器用に動く松葉杖をじっと見つめた後、僕は清永の顔へと視線を動かしていく。
 清永も渋谷さんを、というより彼女の松葉杖を見ていた。おそらくは怪我が完治していない足元を。

 唐突に、清永の手首がくにゃりと歪んで見えた。
 周囲に人がいるのに。

「……っ、おい!」

 ぞわりと肌が粟立つ中、僕は咄嗟に彼の手首を掴んだ。
 めいっぱい握ってしまっている気しかしない。加減が狂っていると分かっていても、少しも指の力を緩められなかった。

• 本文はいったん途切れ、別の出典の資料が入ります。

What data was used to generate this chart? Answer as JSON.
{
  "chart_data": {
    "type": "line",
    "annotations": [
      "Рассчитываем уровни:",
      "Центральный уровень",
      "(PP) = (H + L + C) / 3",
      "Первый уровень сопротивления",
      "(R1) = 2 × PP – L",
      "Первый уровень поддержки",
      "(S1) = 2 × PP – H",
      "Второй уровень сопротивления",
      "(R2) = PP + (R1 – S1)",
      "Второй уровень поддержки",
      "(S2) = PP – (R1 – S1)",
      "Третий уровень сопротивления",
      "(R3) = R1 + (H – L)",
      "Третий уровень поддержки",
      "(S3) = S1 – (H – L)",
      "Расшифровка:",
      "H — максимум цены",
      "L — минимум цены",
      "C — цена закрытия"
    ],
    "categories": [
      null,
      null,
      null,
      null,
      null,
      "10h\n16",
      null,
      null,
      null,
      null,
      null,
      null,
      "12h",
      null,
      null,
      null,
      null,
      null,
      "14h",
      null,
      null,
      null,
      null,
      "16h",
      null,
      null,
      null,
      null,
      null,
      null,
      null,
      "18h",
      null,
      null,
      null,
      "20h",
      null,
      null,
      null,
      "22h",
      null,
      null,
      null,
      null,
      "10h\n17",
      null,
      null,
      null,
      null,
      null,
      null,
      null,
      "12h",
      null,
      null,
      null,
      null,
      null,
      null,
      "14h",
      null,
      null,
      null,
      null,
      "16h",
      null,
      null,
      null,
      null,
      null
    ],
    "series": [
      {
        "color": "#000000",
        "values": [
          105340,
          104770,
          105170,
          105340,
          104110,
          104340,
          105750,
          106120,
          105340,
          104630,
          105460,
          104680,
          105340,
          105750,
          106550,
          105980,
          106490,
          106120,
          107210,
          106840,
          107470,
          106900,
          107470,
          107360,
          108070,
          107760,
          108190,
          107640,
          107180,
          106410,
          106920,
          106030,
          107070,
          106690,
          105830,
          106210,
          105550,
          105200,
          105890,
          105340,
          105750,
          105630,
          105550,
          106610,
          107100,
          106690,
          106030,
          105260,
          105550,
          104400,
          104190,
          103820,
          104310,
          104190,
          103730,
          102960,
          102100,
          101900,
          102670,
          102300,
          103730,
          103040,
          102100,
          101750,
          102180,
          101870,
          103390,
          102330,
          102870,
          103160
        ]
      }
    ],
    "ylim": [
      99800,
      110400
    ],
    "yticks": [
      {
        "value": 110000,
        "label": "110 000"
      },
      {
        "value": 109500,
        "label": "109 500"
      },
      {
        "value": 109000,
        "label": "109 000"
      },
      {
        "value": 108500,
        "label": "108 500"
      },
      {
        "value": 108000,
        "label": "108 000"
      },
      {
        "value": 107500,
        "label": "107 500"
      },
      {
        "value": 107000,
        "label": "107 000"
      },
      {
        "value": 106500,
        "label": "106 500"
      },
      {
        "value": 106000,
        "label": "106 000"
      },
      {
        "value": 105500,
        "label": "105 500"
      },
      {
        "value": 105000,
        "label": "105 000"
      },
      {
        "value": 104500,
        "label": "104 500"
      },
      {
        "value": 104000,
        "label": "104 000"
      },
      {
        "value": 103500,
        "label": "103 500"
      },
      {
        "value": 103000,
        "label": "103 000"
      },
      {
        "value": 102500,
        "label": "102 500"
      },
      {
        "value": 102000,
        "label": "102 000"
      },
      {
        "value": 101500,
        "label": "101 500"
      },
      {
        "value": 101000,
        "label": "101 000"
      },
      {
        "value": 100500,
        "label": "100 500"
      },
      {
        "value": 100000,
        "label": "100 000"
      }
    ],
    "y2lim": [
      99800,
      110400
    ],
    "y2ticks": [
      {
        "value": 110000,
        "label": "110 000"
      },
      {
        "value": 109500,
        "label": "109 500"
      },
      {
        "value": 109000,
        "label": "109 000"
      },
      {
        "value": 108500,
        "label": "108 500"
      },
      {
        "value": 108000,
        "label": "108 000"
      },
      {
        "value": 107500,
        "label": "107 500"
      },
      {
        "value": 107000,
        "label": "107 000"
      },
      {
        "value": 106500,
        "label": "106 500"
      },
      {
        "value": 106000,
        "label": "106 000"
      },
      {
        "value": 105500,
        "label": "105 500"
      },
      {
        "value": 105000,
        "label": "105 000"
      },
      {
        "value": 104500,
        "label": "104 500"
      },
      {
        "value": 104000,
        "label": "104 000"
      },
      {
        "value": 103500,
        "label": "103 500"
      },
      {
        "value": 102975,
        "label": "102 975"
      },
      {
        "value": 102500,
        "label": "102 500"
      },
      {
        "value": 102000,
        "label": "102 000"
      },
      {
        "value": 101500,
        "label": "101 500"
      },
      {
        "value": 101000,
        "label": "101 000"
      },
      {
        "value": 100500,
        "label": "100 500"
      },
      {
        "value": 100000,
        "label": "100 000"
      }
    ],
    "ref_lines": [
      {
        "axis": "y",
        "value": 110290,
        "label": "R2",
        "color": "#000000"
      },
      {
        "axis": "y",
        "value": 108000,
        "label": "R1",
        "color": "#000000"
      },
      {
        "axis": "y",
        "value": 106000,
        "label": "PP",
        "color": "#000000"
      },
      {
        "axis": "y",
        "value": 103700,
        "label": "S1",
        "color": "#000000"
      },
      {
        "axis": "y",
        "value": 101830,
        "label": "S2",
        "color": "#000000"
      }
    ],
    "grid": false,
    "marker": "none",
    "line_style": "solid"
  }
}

 これ(・・)はおかしい。おかしいけれど、これ(・・)がなんなのか僕には確証がない。本当は僕だってこんなモノは嘘だと、ただの勘違いだと、思えるものならそう思いたい。
 清永はこれ(・・)を隠したがっているはずだ。だから、僕が気づいていることは清永には悟られないようにと努めてきたし、僕からはなにも訊かずにいる。

 だが今、僕は清永の輪郭の歪みを――手首を、直に掴んでしまった。
 そこに異変が生じていると、さも指摘しているかのように。

「清永」

 どくどくと心臓が跳ねる。
 うまくごまかさなければならない。僕は清永の異変には気づいていないと、手首を掴んだのはそこが輪郭を歪めたからではなくたまたまなのだと、そう思ってもらえるように、早く。